Personal information
- Born: 19 February 1914 Palmerston North, New Zealand
- Died: 25 March 1985 (aged 71) Wellington, New Zealand

Sport
- Sport: Athletics
- Event: 100 m

Achievements and titles
- Personal best: 100 m – 12.4 (1930)

= Thelma Kench =

New Zealand sprinter (1914–1985)

Thelma Kench later Irion (19 February 1914 – 25 March 1985) was a New Zealand sprinter who competed at the 1932 Summer Olympics.

== Athletic career ==
Kench, trained by her father, competed in the 100 m and held the national title in 1930–1932. Her time equalled the world record, and she was, at 16, the youngest to hold the title. Her "husky" physique was much commented upon in the press, and she was described as "nuggetty with massive legs".

Kench's selection had some drama. The New Zealand Amateur Athletic Association (NZAAA) selectors recommended three athletes for the 1932 Olympics in Los Angeles, but because of the extra cost of a chaperone, none were women. The NZAAA decided to nominate her, but as the New Zealand Olympic & Commonwealth Games Association (NZOCGA) only had funds to send three, the fourth would be sent at the expense of the NZAAA. The Wellington branch of the NZAAA raised £120 for her, although the Otago branch could not raise £50 for Jack Lovelock. In the Olympic semifinals of the 100 m race in Los Angeles, she was third after 50 m but dropped back to sixth.
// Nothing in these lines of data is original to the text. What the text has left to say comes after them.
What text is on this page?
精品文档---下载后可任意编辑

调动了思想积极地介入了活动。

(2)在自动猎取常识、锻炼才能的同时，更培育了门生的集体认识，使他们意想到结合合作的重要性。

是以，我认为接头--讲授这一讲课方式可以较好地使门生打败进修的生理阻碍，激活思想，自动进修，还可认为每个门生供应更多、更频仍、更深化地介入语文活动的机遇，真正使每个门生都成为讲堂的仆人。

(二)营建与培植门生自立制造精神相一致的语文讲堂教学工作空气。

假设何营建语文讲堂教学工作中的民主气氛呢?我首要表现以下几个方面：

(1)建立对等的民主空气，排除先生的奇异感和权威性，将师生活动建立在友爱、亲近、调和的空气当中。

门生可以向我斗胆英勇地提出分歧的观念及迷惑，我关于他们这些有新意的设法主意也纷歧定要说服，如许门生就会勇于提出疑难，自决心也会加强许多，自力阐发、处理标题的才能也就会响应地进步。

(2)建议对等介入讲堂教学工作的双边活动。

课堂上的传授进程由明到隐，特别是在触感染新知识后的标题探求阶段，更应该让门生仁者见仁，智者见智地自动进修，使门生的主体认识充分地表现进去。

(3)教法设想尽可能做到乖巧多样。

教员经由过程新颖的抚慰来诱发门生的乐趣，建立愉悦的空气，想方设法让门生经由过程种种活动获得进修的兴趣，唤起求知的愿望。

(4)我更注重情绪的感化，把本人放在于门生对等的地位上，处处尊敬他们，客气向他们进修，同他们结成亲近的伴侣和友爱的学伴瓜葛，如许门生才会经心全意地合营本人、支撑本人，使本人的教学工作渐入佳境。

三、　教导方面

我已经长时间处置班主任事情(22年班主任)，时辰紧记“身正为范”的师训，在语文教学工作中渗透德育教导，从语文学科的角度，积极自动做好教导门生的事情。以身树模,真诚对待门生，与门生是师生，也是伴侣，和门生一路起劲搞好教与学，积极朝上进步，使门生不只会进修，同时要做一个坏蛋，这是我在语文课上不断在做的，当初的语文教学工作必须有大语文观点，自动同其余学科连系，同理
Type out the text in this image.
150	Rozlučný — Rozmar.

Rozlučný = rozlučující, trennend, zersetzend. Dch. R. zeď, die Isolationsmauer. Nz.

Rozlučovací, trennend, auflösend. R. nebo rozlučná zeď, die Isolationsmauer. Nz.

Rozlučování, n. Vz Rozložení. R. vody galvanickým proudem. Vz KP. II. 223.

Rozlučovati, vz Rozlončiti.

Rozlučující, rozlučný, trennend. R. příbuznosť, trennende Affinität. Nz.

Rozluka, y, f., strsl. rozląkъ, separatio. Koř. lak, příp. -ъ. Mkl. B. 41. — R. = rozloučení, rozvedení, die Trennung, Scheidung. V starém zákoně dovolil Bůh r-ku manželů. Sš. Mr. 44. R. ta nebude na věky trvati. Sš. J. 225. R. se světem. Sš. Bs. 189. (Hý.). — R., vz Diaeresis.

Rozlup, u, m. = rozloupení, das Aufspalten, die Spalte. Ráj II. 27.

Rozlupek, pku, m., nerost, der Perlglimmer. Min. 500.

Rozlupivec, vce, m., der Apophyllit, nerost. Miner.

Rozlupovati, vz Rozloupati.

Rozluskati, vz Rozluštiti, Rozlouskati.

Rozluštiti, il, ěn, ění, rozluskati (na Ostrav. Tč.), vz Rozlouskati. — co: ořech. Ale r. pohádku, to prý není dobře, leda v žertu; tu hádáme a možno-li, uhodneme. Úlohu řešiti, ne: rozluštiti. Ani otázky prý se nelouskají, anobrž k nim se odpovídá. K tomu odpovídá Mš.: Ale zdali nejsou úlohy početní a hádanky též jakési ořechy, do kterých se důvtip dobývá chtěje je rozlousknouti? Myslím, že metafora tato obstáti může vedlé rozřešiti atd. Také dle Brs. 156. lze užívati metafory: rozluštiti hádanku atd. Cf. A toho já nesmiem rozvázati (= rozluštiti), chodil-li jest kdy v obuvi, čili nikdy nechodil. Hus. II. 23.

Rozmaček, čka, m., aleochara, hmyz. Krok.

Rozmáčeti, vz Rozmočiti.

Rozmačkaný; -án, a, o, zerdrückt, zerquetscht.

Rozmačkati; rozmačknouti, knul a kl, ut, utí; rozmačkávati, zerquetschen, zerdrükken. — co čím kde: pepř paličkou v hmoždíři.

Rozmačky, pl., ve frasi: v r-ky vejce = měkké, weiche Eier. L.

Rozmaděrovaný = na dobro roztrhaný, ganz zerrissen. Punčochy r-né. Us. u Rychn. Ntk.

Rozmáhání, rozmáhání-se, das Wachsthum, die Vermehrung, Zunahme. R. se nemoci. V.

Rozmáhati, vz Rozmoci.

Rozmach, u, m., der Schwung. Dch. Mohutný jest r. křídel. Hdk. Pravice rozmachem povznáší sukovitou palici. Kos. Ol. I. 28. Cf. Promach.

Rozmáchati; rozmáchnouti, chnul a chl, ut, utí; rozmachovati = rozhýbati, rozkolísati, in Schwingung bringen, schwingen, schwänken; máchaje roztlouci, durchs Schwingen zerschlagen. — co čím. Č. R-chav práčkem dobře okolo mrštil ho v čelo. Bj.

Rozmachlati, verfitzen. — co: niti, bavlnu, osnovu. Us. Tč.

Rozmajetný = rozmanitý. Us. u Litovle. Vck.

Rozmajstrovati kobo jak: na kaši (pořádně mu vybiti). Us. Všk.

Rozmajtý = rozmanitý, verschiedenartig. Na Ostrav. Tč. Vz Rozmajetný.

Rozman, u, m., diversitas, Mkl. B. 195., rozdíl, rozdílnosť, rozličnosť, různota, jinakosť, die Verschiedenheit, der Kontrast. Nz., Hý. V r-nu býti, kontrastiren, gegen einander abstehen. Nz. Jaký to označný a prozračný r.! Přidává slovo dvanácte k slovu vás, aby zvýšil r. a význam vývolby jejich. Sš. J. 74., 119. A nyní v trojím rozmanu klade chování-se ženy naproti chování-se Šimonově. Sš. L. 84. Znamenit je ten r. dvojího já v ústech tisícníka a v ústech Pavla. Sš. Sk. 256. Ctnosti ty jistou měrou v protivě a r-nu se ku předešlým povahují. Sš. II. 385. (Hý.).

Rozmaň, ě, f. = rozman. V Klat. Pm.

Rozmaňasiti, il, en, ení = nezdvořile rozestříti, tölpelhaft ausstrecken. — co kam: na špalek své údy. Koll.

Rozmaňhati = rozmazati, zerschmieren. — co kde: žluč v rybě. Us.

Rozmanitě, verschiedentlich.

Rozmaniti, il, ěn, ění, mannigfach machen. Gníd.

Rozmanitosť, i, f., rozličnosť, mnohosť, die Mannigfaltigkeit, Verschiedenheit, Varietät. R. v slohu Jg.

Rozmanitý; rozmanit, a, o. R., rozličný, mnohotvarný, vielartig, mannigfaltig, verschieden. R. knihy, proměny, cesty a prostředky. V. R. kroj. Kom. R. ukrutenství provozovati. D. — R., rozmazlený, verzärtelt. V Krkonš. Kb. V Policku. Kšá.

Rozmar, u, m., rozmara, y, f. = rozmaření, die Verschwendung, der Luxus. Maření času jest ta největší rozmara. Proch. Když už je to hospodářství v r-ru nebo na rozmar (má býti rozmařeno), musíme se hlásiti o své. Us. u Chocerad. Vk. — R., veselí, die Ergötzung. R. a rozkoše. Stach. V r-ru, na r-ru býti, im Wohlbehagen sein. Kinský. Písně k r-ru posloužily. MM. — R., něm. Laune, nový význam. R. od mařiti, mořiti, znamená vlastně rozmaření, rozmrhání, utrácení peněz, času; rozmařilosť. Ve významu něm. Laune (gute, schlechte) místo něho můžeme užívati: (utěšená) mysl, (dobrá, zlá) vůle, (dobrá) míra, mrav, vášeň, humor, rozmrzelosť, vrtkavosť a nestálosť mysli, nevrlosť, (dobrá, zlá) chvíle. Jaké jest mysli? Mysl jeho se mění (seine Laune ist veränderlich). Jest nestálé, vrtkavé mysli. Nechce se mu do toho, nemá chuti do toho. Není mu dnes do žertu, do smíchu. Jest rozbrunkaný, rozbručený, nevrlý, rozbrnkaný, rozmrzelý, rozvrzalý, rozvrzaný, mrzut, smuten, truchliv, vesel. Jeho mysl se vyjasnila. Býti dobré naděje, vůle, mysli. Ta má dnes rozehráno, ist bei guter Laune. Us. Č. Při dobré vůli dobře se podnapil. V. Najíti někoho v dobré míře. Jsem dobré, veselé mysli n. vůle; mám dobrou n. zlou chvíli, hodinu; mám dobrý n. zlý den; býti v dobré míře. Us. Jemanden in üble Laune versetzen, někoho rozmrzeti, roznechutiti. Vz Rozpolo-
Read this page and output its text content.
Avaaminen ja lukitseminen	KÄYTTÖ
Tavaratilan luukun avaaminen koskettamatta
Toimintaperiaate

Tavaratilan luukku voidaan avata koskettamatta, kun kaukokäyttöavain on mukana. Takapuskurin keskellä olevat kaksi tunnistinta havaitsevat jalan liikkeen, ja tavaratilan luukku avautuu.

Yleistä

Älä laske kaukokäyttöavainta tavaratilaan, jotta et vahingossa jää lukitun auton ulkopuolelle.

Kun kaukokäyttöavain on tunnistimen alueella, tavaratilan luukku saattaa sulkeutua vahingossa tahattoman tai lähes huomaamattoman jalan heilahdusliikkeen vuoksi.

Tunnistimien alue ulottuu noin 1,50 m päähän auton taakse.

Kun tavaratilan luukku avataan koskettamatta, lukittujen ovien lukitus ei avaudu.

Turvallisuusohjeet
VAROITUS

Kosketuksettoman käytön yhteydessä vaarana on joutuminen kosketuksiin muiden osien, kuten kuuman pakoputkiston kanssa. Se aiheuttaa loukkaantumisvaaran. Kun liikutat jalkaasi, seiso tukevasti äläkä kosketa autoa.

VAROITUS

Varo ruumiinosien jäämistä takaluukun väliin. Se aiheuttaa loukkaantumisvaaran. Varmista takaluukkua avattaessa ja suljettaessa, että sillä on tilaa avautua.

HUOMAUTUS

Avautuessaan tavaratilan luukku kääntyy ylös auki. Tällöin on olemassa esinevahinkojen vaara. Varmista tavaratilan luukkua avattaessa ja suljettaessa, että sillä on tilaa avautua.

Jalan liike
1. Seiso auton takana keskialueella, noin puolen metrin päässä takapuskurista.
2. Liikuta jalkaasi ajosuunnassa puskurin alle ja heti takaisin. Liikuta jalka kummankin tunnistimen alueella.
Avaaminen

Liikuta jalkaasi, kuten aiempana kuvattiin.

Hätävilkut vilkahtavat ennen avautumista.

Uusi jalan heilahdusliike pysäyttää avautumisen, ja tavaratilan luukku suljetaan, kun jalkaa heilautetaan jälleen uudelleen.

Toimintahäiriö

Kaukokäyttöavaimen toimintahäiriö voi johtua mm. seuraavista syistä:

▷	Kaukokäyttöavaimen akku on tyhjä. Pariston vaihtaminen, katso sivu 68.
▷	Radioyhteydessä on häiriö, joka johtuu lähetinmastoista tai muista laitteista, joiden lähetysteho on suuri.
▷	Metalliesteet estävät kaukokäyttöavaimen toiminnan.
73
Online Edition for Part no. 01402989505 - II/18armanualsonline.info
After the Olympics, she gained weight, which was also commented upon by the press, and retired from track competition in 1933, at age 19.

== Personal life ==
Kench was born in Palmerston North, and moved to Whanganui. She married John Henry "Jack" Irion in 1940. They had two sons and two daughters, and lived in Wellington, where she died in 1985, aged 71 years.